Implementing Speech Emotion Recognition for Critical Market Insights

Client

Our client, a leading market research firm, wanted to gain deeper insights into consumer sentiments and preferences.  They intended to implement a Speech Emotion Recognition (SER) system, enabling them to uncover valuable emotional insights and trends.
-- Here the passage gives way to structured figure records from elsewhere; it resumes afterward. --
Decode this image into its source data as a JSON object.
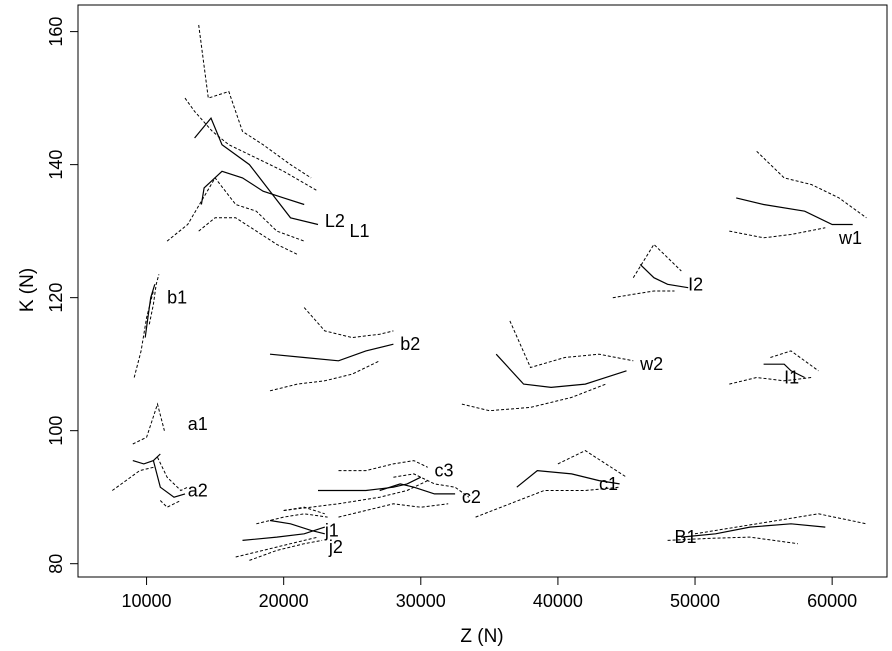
{
  "chart_data": {
    "type": "line",
    "title": "",
    "xlabel": "Z (N)",
    "ylabel": "K (N)",
    "xlim": [
      5000,
      64000
    ],
    "ylim": [
      78,
      164
    ],
    "xticks": [
      10000,
      20000,
      30000,
      40000,
      50000,
      60000
    ],
    "yticks": [
      80,
      100,
      120,
      140,
      160
    ],
    "grid": false,
    "legend": "none",
    "series_styles": [
      "mean (solid)",
      "bounds (dotted)"
    ],
    "series": [
      {
        "name": "L2",
        "label_pos": [
          23000,
          131.5
        ],
        "mean": [
          [
            14000,
            134
          ],
          [
            14200,
            136.5
          ],
          [
            15500,
            139
          ],
          [
            17000,
            138
          ],
          [
            18500,
            136
          ],
          [
            20000,
            135
          ],
          [
            21500,
            134
          ]
        ],
        "lower": [
          [
            13800,
            130
          ],
          [
            15000,
            132
          ],
          [
            16500,
            132
          ],
          [
            18000,
            130
          ],
          [
            19500,
            128
          ],
          [
            21000,
            126.5
          ]
        ],
        "upper": [
          [
            12800,
            150
          ],
          [
            13500,
            148
          ],
          [
            14800,
            145
          ],
          [
            16000,
            143
          ],
          [
            18000,
            141
          ],
          [
            20000,
            139
          ],
          [
            22500,
            136
          ]
        ]
      },
      {
        "name": "L1",
        "label_pos": [
          24800,
          130
        ],
        "mean": [
          [
            13500,
            144
          ],
          [
            14700,
            147
          ],
          [
            15500,
            143
          ],
          [
            17500,
            140
          ],
          [
            19000,
            136
          ],
          [
            20500,
            132
          ],
          [
            22500,
            131
          ]
        ],
        "lower": [
          [
            11500,
            128.5
          ],
          [
            13000,
            131
          ],
          [
            15000,
            138
          ],
          [
            16500,
            134
          ],
          [
            18000,
            133
          ],
          [
            19500,
            130
          ],
          [
            21500,
            128.5
          ]
        ],
        "upper": [
          [
            13800,
            161
          ],
          [
            14500,
            150
          ],
          [
            16000,
            151
          ],
          [
            17000,
            145
          ],
          [
            18500,
            143
          ],
          [
            20500,
            140
          ],
          [
            22000,
            138
          ]
        ]
      },
      {
        "name": "b1",
        "label_pos": [
          11500,
          120
        ],
        "mean": [
          [
            9900,
            114
          ],
          [
            10100,
            117
          ],
          [
            10300,
            120
          ],
          [
            10600,
            122
          ]
        ],
        "lower": [
          [
            9100,
            108
          ],
          [
            9600,
            112
          ],
          [
            10000,
            117
          ],
          [
            10500,
            121
          ]
        ],
        "upper": [
          [
            10200,
            116
          ],
          [
            10500,
            119
          ],
          [
            10700,
            122
          ],
          [
            10900,
            123.5
          ]
        ]
      },
      {
        "name": "b2",
        "label_pos": [
          28500,
          113
        ],
        "mean": [
          [
            19000,
            111.5
          ],
          [
            21500,
            111
          ],
          [
            24000,
            110.5
          ],
          [
            26000,
            112
          ],
          [
            28000,
            113
          ]
        ],
        "lower": [
          [
            19000,
            106
          ],
          [
            21000,
            107
          ],
          [
            23000,
            107.5
          ],
          [
            25000,
            108.5
          ],
          [
            27000,
            110.5
          ]
        ],
        "upper": [
          [
            21500,
            118.5
          ],
          [
            23000,
            115
          ],
          [
            25000,
            114
          ],
          [
            27000,
            114.5
          ],
          [
            28000,
            115
          ]
        ]
      },
      {
        "name": "a1",
        "label_pos": [
          13000,
          101
        ],
        "mean": [
          [
            9000,
            95.5
          ],
          [
            9800,
            95
          ],
          [
            10500,
            95.5
          ],
          [
            11000,
            96.5
          ]
        ],
        "lower": [
          [
            7500,
            91
          ],
          [
            8500,
            92.5
          ],
          [
            9500,
            94
          ],
          [
            10500,
            94.5
          ]
        ],
        "upper": [
          [
            9000,
            98
          ],
          [
            10000,
            99
          ],
          [
            10800,
            104
          ],
          [
            11300,
            100
          ]
        ]
      },
      {
        "name": "a2",
        "label_pos": [
          13000,
          91
        ],
        "mean": [
          [
            10500,
            95.5
          ],
          [
            11000,
            91.5
          ],
          [
            12000,
            90
          ],
          [
            12800,
            90.5
          ]
        ],
        "lower": [
          [
            11000,
            89.5
          ],
          [
            11500,
            88.5
          ],
          [
            12000,
            89
          ],
          [
            12500,
            89.5
          ]
        ],
        "upper": [
          [
            10800,
            96
          ],
          [
            11500,
            93
          ],
          [
            12500,
            91
          ],
          [
            13000,
            91.5
          ]
        ]
      },
      {
        "name": "c3",
        "label_pos": [
          31000,
          94
        ],
        "mean": [
          [
            22500,
            91
          ],
          [
            26000,
            91
          ],
          [
            28000,
            91.5
          ],
          [
            29000,
            92
          ],
          [
            30000,
            93
          ]
        ],
        "lower": [
          [
            20000,
            88
          ],
          [
            24000,
            89
          ],
          [
            27000,
            90
          ],
          [
            29000,
            91
          ],
          [
            30500,
            92.5
          ]
        ],
        "upper": [
          [
            24000,
            94
          ],
          [
            26000,
            94
          ],
          [
            28000,
            95
          ],
          [
            29500,
            95.5
          ],
          [
            30500,
            94.5
          ]
        ]
      },
      {
        "name": "c2",
        "label_pos": [
          33000,
          90
        ],
        "mean": [
          [
            27000,
            91
          ],
          [
            28500,
            92
          ],
          [
            29500,
            91.5
          ],
          [
            31000,
            90.5
          ],
          [
            32500,
            90.5
          ]
        ],
        "lower": [
          [
            24000,
            87
          ],
          [
            26000,
            88
          ],
          [
            28000,
            89
          ],
          [
            30000,
            88.5
          ],
          [
            32000,
            89
          ]
        ],
        "upper": [
          [
            28000,
            93
          ],
          [
            29500,
            93.5
          ],
          [
            31000,
            92
          ],
          [
            32500,
            91.5
          ],
          [
            33500,
            90
          ]
        ]
      },
      {
        "name": "c1",
        "label_pos": [
          43000,
          92
        ],
        "mean": [
          [
            37000,
            91.5
          ],
          [
            38500,
            94
          ],
          [
            41000,
            93.5
          ],
          [
            43000,
            92.5
          ],
          [
            44500,
            92
          ]
        ],
        "lower": [
          [
            34000,
            87
          ],
          [
            36500,
            89
          ],
          [
            39000,
            91
          ],
          [
            42000,
            91
          ],
          [
            44500,
            91.5
          ]
        ],
        "upper": [
          [
            40000,
            95
          ],
          [
            42000,
            97
          ],
          [
            43500,
            95
          ],
          [
            45000,
            93
          ]
        ]
      },
      {
        "name": "j1",
        "label_pos": [
          23000,
          85
        ],
        "mean": [
          [
            17000,
            83.5
          ],
          [
            19500,
            84
          ],
          [
            21500,
            84.5
          ],
          [
            23000,
            85.5
          ]
        ],
        "lower": [
          [
            16500,
            81
          ],
          [
            18500,
            82
          ],
          [
            20500,
            83
          ],
          [
            22500,
            84
          ]
        ],
        "upper": [
          [
            18000,
            86
          ],
          [
            20000,
            87
          ],
          [
            21500,
            87.5
          ],
          [
            23200,
            87
          ]
        ]
      },
      {
        "name": "j2",
        "label_pos": [
          23300,
          82.5
        ],
        "mean": [
          [
            19000,
            86.5
          ],
          [
            20500,
            86
          ],
          [
            22000,
            85
          ],
          [
            23000,
            84.5
          ]
        ],
        "lower": [
          [
            17500,
            80.5
          ],
          [
            19500,
            82
          ],
          [
            21500,
            83
          ],
          [
            22800,
            83.5
          ]
        ],
        "upper": [
          [
            20000,
            88
          ],
          [
            21500,
            88.5
          ],
          [
            23000,
            87.5
          ]
        ]
      },
      {
        "name": "w1",
        "label_pos": [
          60500,
          129
        ],
        "mean": [
          [
            53000,
            135
          ],
          [
            55000,
            134
          ],
          [
            58000,
            133
          ],
          [
            60000,
            131
          ],
          [
            61500,
            131
          ]
        ],
        "lower": [
          [
            52500,
            130
          ],
          [
            55000,
            129
          ],
          [
            57000,
            129.5
          ],
          [
            59500,
            130.5
          ]
        ],
        "upper": [
          [
            54500,
            142
          ],
          [
            56500,
            138
          ],
          [
            58500,
            137
          ],
          [
            60500,
            135
          ],
          [
            62500,
            132
          ]
        ]
      },
      {
        "name": "I2",
        "label_pos": [
          49500,
          122
        ],
        "mean": [
          [
            46000,
            125
          ],
          [
            47000,
            123
          ],
          [
            48000,
            122
          ],
          [
            49500,
            121.5
          ]
        ],
        "lower": [
          [
            44000,
            120
          ],
          [
            45500,
            120.5
          ],
          [
            47000,
            121
          ],
          [
            48500,
            121
          ]
        ],
        "upper": [
          [
            45500,
            123
          ],
          [
            47000,
            128
          ],
          [
            48000,
            126
          ],
          [
            49000,
            124
          ]
        ]
      },
      {
        "name": "w2",
        "label_pos": [
          46000,
          110
        ],
        "mean": [
          [
            35500,
            111.5
          ],
          [
            37500,
            107
          ],
          [
            39500,
            106.5
          ],
          [
            42000,
            107
          ],
          [
            45000,
            109
          ]
        ],
        "lower": [
          [
            33000,
            104
          ],
          [
            35000,
            103
          ],
          [
            38000,
            103.5
          ],
          [
            41000,
            105
          ],
          [
            43500,
            107
          ]
        ],
        "upper": [
          [
            36500,
            116.5
          ],
          [
            38000,
            109.5
          ],
          [
            40500,
            111
          ],
          [
            43000,
            111.5
          ],
          [
            45500,
            110.5
          ]
        ]
      },
      {
        "name": "I1",
        "label_pos": [
          56500,
          108
        ],
        "mean": [
          [
            55000,
            110
          ],
          [
            56500,
            110
          ],
          [
            57000,
            109
          ],
          [
            58000,
            108
          ]
        ],
        "lower": [
          [
            52500,
            107
          ],
          [
            54500,
            108
          ],
          [
            56500,
            107.5
          ],
          [
            58500,
            108
          ]
        ],
        "upper": [
          [
            55500,
            111
          ],
          [
            57000,
            112
          ],
          [
            58000,
            110.5
          ],
          [
            59000,
            109
          ]
        ]
      },
      {
        "name": "B1",
        "label_pos": [
          48500,
          84
        ],
        "mean": [
          [
            49000,
            84
          ],
          [
            51500,
            84.5
          ],
          [
            54000,
            85.5
          ],
          [
            57000,
            86
          ],
          [
            59500,
            85.5
          ]
        ],
        "lower": [
          [
            48000,
            83.5
          ],
          [
            51000,
            83.8
          ],
          [
            54000,
            84
          ],
          [
            57500,
            83
          ]
        ],
        "upper": [
          [
            50000,
            84.5
          ],
          [
            53000,
            85.5
          ],
          [
            56000,
            86.5
          ],
          [
            59000,
            87.5
          ],
          [
            62500,
            86
          ]
        ]
      }
    ]
  }
}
Their objective was to analyze extensive audio data from customer surveys and focus groups, that could inform marketing strategies and product development decisions. 

Challenges

  • Build a Speech Emotion Recognition system that predicts the user’s emotion based on a spoken utterance.
  • The system should achieve high accuracy in recognizing and classifying emotions from speech signals.
  • The system should perform well across different emotions, avoiding biases towards specific emotions.
  • The system should consider the context of the conversation, considering previous utterances or dialogues for refined emotional understanding.

Approach

    • Collected four diverse datasets: 
      • Ryerson Audio-Visual Database of Emotional Speech and Song (RAVDESS),
      • Crowd Sourced Emotional Multimodal Actors Dataset (CREMA-D), 
      • Surrey Audio-Visual Expressed Emotion (SAVEE), and 
      • Toronto Emotional Speech Set (TESS).
    • Split the dataset into training, validation, and test sets.
    • Augmented the data by introducing random pitch shifting, time stretching, and background noise addition; to create a more balanced class distribution.
    • Extracted Mel-Frequency Cepstral Coefficients (MFCC) features from the audio dataset.
    • Designed a deep learning model architecture including:
      • 4 Convolutional layers alternated with max-pooling layers
      • 2 Dropout layers to mitigate overfitting
      • A dense, fully connected network with a softmax activation function
    • Configured the model with Adam optimizer and categorical cross-entropy loss.
    • Trained and tested the model using the test dataset, on NVIDIA A10 GPU.
    • The model is evaluated against accuracy, classification report, and confusion matrix to assess model performance.
    • Categorized emotions: Surprise, Angry, Calm, Disgust, Sad, Fear, Happy, and Neutral.

Impact

  • Achieved an overall accuracy of 85%, demonstrating the system’s proficiency in correctly classifying emotional states.
  • 23% increase in decision-making accuracy based on emotional insights, leading to more informed strategies.
  • Identified previously overlooked emotional trends, leading to an 18% improvement in customer understanding.
  • 15% increase in campaign effectiveness and customer engagement due to emotionally resonant messaging.